ScitiX brings these pieces together with a cloud-native platform for unified management and intelligent scheduling of heterogeneous compute. We pool general-purpose compute, AI accelerators, and HPC across public, private, and hybrid environments to deliver efficient cross-platform scheduling and stable capacity. Centered on “Your data in. Your AI service out.”, we provide an end-to-end path that connects the full AI lifecycle within one system.
With ScitiX, teams move from experiment to production faster, run services more steadily, use resources more efficiently, and manage costs with clearer boundaries — AI doesn’t just run, it keeps running at scale, consistently.
About the Role
Responsible for kubernetes deployment, daily operation and maintenance, and troubleshooting of each training cluster.
Responsibilities
- Responsible for the design and development of monitoring and automation functions of the cluster management platform, and continuously improving the cluster management and control capabilities.
- Assisting in the analysis and troubleshooting of issues related to cluster containers, operating systems, networks, storage, etc.
- Managing the quota of each business in the cluster, analyzing utilization rates, and subsequent capacity planning.
- Participate in operation and maintenance duty, promptly handle faults, and respond to user issues and requirements.
Qualifications
- Bachelor or above degree in computer science or related majors.

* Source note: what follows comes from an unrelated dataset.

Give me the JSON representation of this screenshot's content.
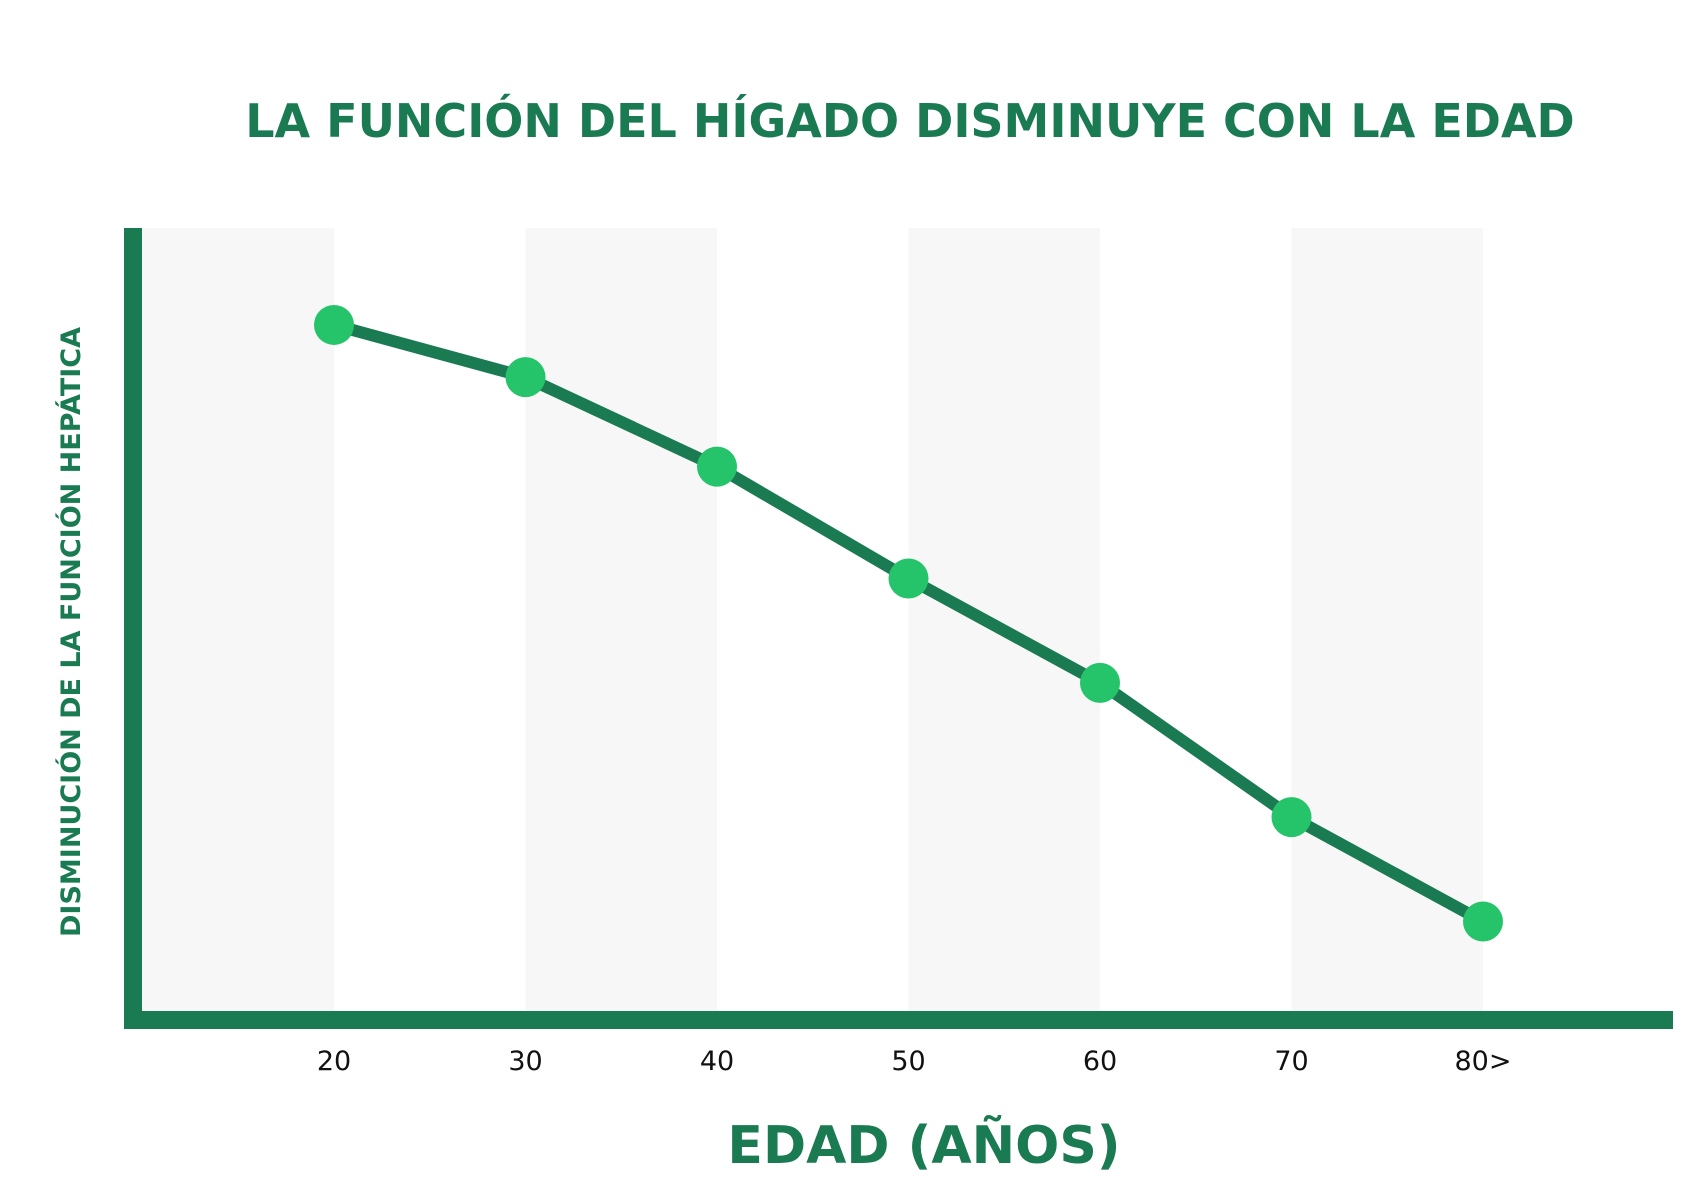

- 3+ years of industrial experience, including solid Linux platform operation, maintenance, and debugging capabilities, with proficiency in troubleshooting, configuration optimization, and performance analysis.

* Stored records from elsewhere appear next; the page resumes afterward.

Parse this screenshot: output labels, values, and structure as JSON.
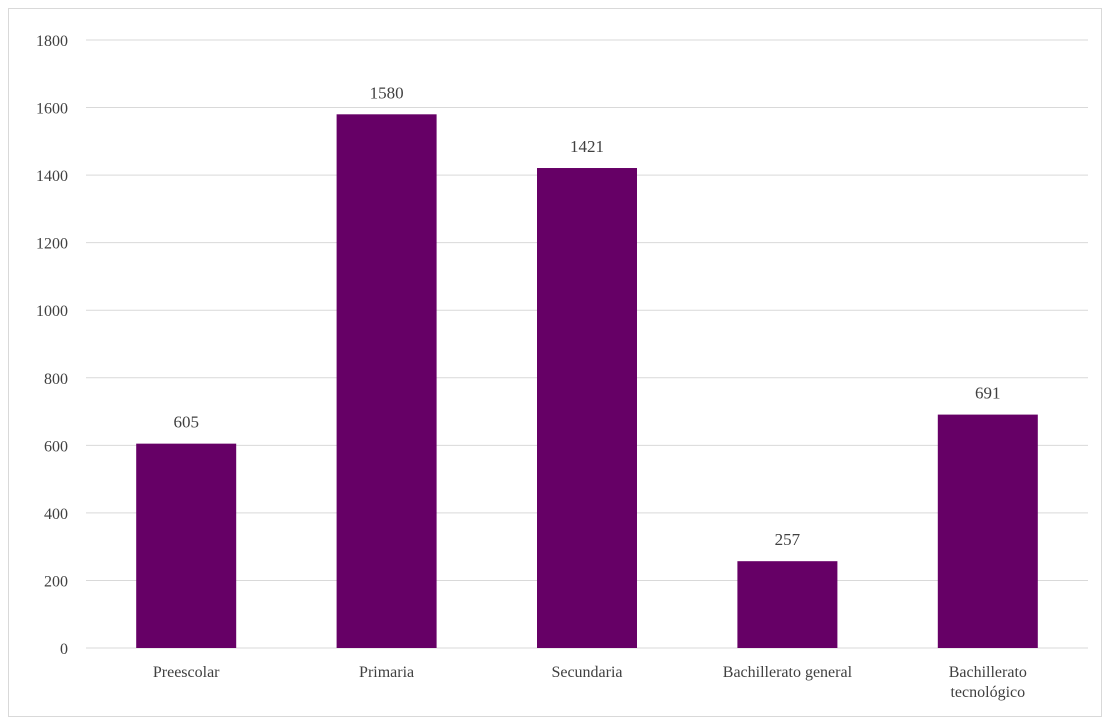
{
  "chart_data": {
    "type": "bar",
    "title": "",
    "xlabel": "",
    "ylabel": "",
    "categories": [
      [
        "Preescolar"
      ],
      [
        "Primaria"
      ],
      [
        "Secundaria"
      ],
      [
        "Bachillerato general"
      ],
      [
        "Bachillerato",
        "tecnológico"
      ]
    ],
    "values": [
      605,
      1580,
      1421,
      257,
      691
    ],
    "ylim": [
      0,
      1800
    ],
    "yticks": [
      0,
      200,
      400,
      600,
      800,
      1000,
      1200,
      1400,
      1600,
      1800
    ],
    "grid": true,
    "legend": "none",
    "bar_color": "#660066",
    "grid_color": "#d9d9d9"
  }
}
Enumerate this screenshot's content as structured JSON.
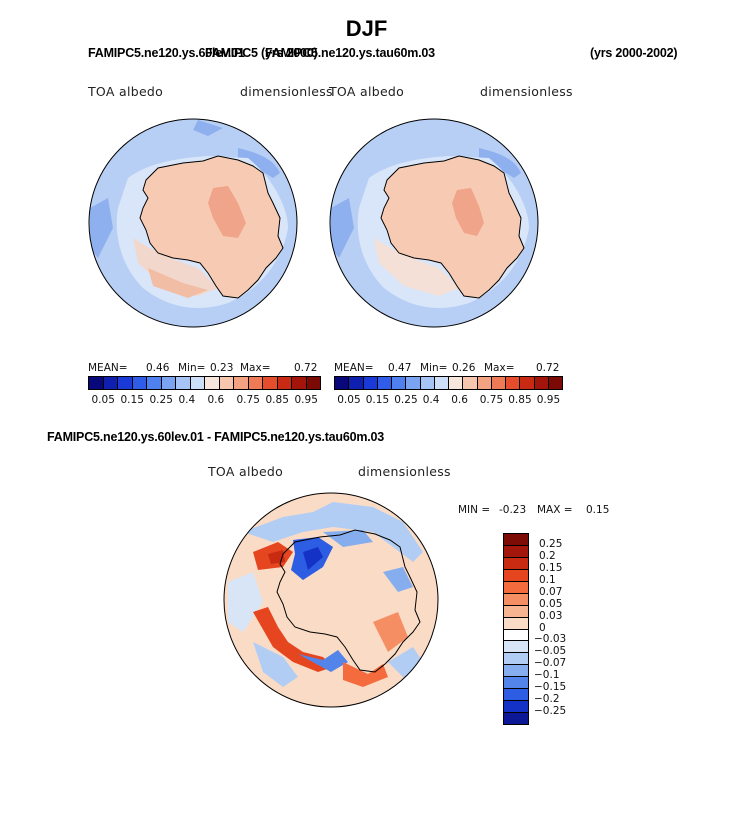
{
  "title": "DJF",
  "top_case_left": "FAMIPC5.ne120.ys.60lev.01",
  "top_case_overlap": "FAMIPC5 (yrs 2000)",
  "top_case_right_name": "FAMIPC5.ne120.ys.tau60m.03",
  "years_right": "(yrs 2000-2002)",
  "panels": [
    {
      "variable": "TOA albedo",
      "units": "dimensionless",
      "mean_label": "MEAN=",
      "mean": "0.46",
      "min_label": "Min=",
      "min": "0.23",
      "max_label": "Max=",
      "max": "0.72"
    },
    {
      "variable": "TOA albedo",
      "units": "dimensionless",
      "mean_label": "MEAN=",
      "mean": "0.47",
      "min_label": "Min=",
      "min": "0.26",
      "max_label": "Max=",
      "max": "0.72"
    }
  ],
  "colorbar": {
    "ticks": [
      "0.05",
      "0.15",
      "0.25",
      "0.4",
      "0.6",
      "0.75",
      "0.85",
      "0.95"
    ],
    "colors": [
      "#08087a",
      "#0f1fb0",
      "#1a3ad8",
      "#2f5ce8",
      "#4f80ef",
      "#7aa3f2",
      "#a6c4f5",
      "#cddff8",
      "#f7e6dc",
      "#f6c7ae",
      "#f3a282",
      "#ef7a56",
      "#e64d2c",
      "#c92a14",
      "#a3140a",
      "#7c0a04"
    ]
  },
  "diff": {
    "title": "FAMIPC5.ne120.ys.60lev.01 - FAMIPC5.ne120.ys.tau60m.03",
    "variable": "TOA albedo",
    "units": "dimensionless",
    "min_label": "MIN =",
    "min": "-0.23",
    "max_label": "MAX =",
    "max": "0.15",
    "ticks": [
      "0.25",
      "0.2",
      "0.15",
      "0.1",
      "0.07",
      "0.05",
      "0.03",
      "0",
      "-0.03",
      "-0.05",
      "-0.07",
      "-0.1",
      "-0.15",
      "-0.2",
      "-0.25"
    ],
    "colors": [
      "#7d0b06",
      "#a3160b",
      "#c82a12",
      "#e6461f",
      "#f46b3d",
      "#f58f63",
      "#f7b491",
      "#fadcc6",
      "#ffffff",
      "#d7e5f7",
      "#b2cdf3",
      "#86aeee",
      "#5384ea",
      "#2c5de2",
      "#1432c6",
      "#0c1896"
    ]
  }
}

- Proficient in programming in one of the following programming languages such as: Python, Go, Shell, etc.
- Familiar with the Kubernetes architecture, understand the functional characteristics of each component, and have rich practical experience in deployment and optimization of Kubernetes CNI, CSI, LB, etc.
- Experience in large-scale training cluster construction and optimization is preferred.
Preferred Skills
- Good communication and coordination skills.
- Demonstrated independent thinking capabilities and troubleshooting skills.